Dancing around the maypole, in Åmmeberg, Sweden
Maypole dancing is a form of folk dance from western Europe, especially England, Basque Country, Finland, Sweden, Galicia, Portugal and Germany,
According to the polemic anti-Catholic pamphlet The Two Babylons, the origin of the maypole dance began in ancient Babylon during sex worship and fertility rites. However, as documented in the book review, "THE TWO BABYLONS: A Case Study in Poor Methodology", by Ralph Woodrow, which appeared in volume 22, number 2 (2000) of the Christian Research Journal (Article DC187), Two Babylons author Alexander Hislop was an exceptionally poor researcher who "picked, chose and mixed" portions of various unrelated myths from many different cultures. For example, he wrote that Nimrod was married to Semiramis although she lived 2,000 years later.

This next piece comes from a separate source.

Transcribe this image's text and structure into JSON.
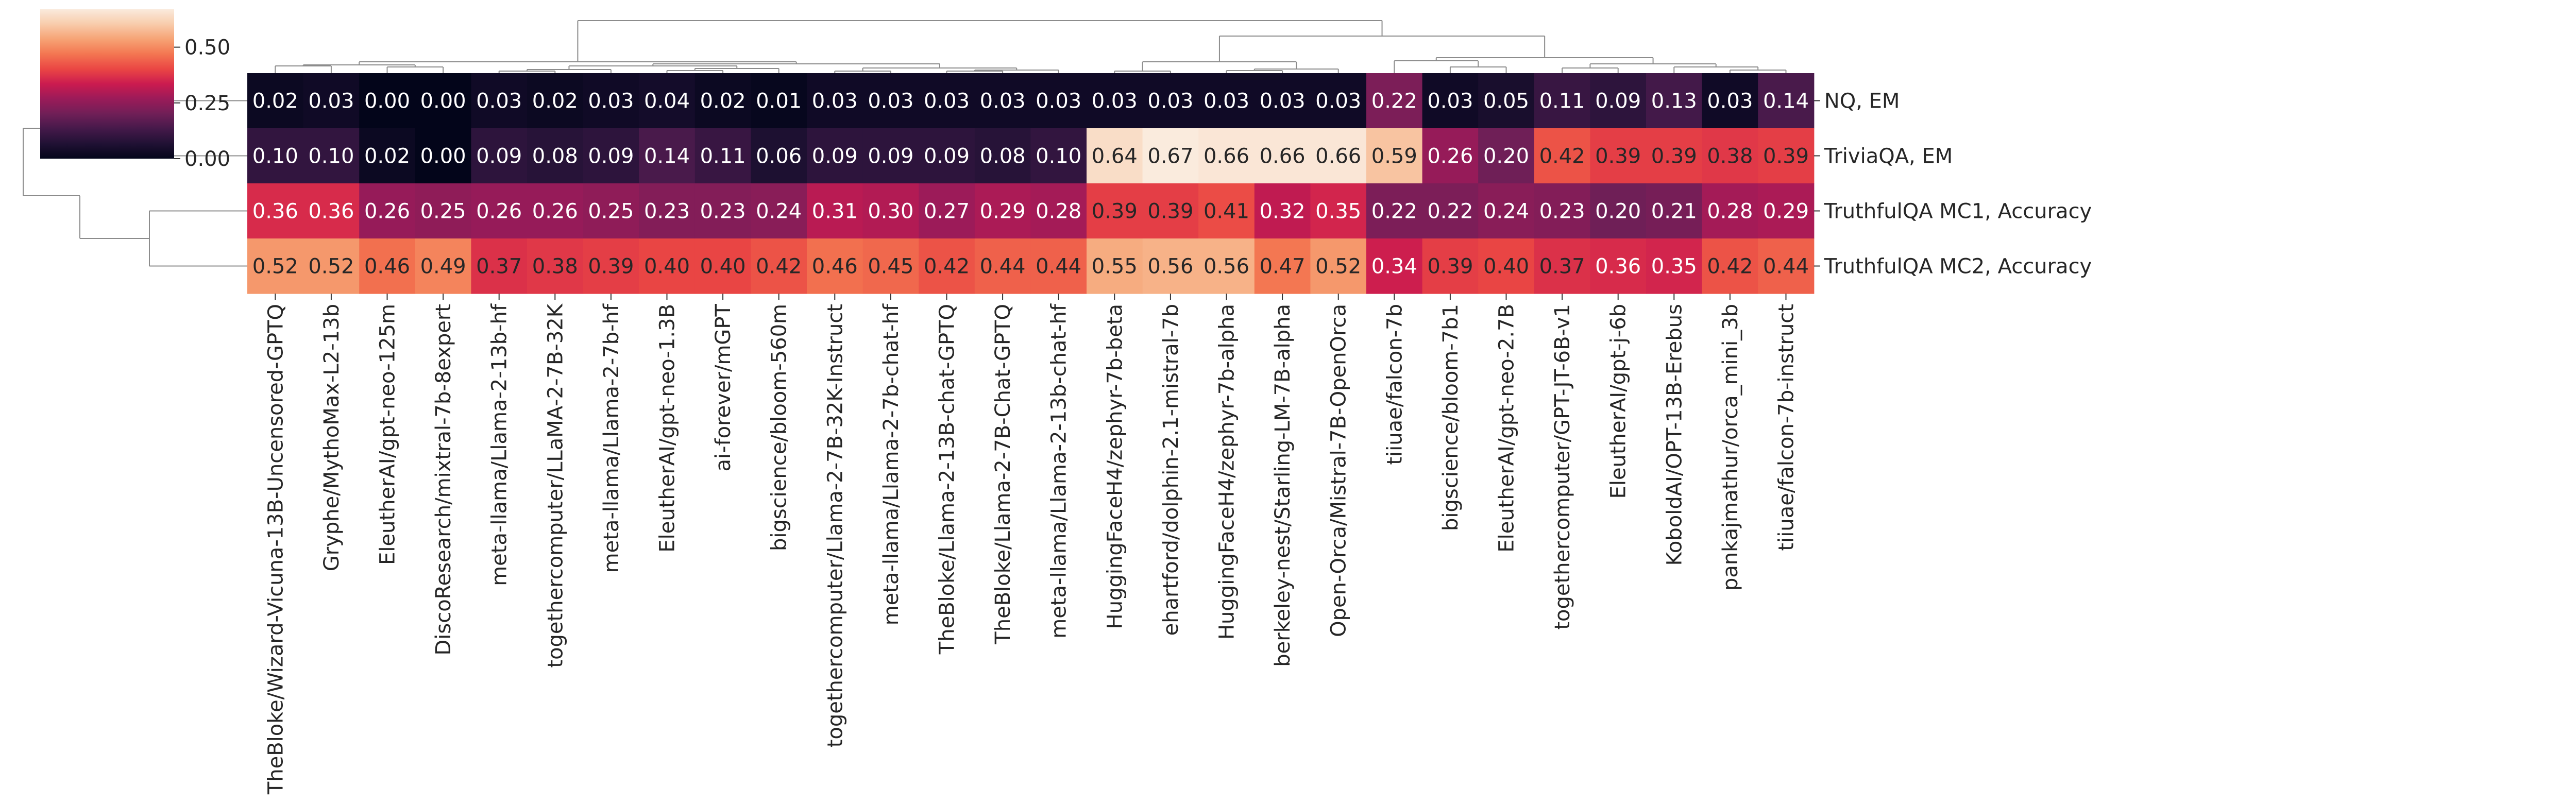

The church of St Andrew Undershaft in the City of London is named after the maypole that was kept under its eaves and set up each spring until 1517 when student riots put an end to the custom. The maypole itself survived until 1547 when a Puritan mob seized and destroyed it as a "pagan idol".
There are two distinctive traditions of maypole dancing, the circle dance and the ribbon dance.
Circle Dance 
Dancers perform circle dances around a tall pole which is dressed with garlands, painted stripes, flowers, flags and other emblems. The circular dance is regarded as the most common and ancient form and is thought by some to have Germanic pagan fertility symbolism, although there is a lack of evidence to support this. The circular dance is traditionally performed in the spring around the festival of May Day, but in Sweden it is during the midsummer festivities.
Ribbon Dance 
Dancers gather in a circle, each holding a coloured ribbon attached to a much smaller pole. As the dance commences the ribbons are intertwined and plaited either on to the pole itself or into a web around the pole. The dancers may then retrace their steps exactly in order to unravel the ribbons. This style of maypole dancing originates in the 18th century, and is derived from traditional and 'art' dance forms popular in Italy and France. These were exported to the London stage and reached a large audience, becoming part of the popular performance repertoire. Adopted at a large teacher training institution, the ribbon maypole dance then spread across much of England, and is now regarded as the most 'traditional' of May Day's traditional characteristics.
Both dance forms can be seen on the same day at the triennial maypole festival held in the village of Barwick-in-Elmet, West Yorkshire. Children of the village school perform a ribbon dance around a small maypole, and later a group of morris dancers perform a circle dance around the main maypole.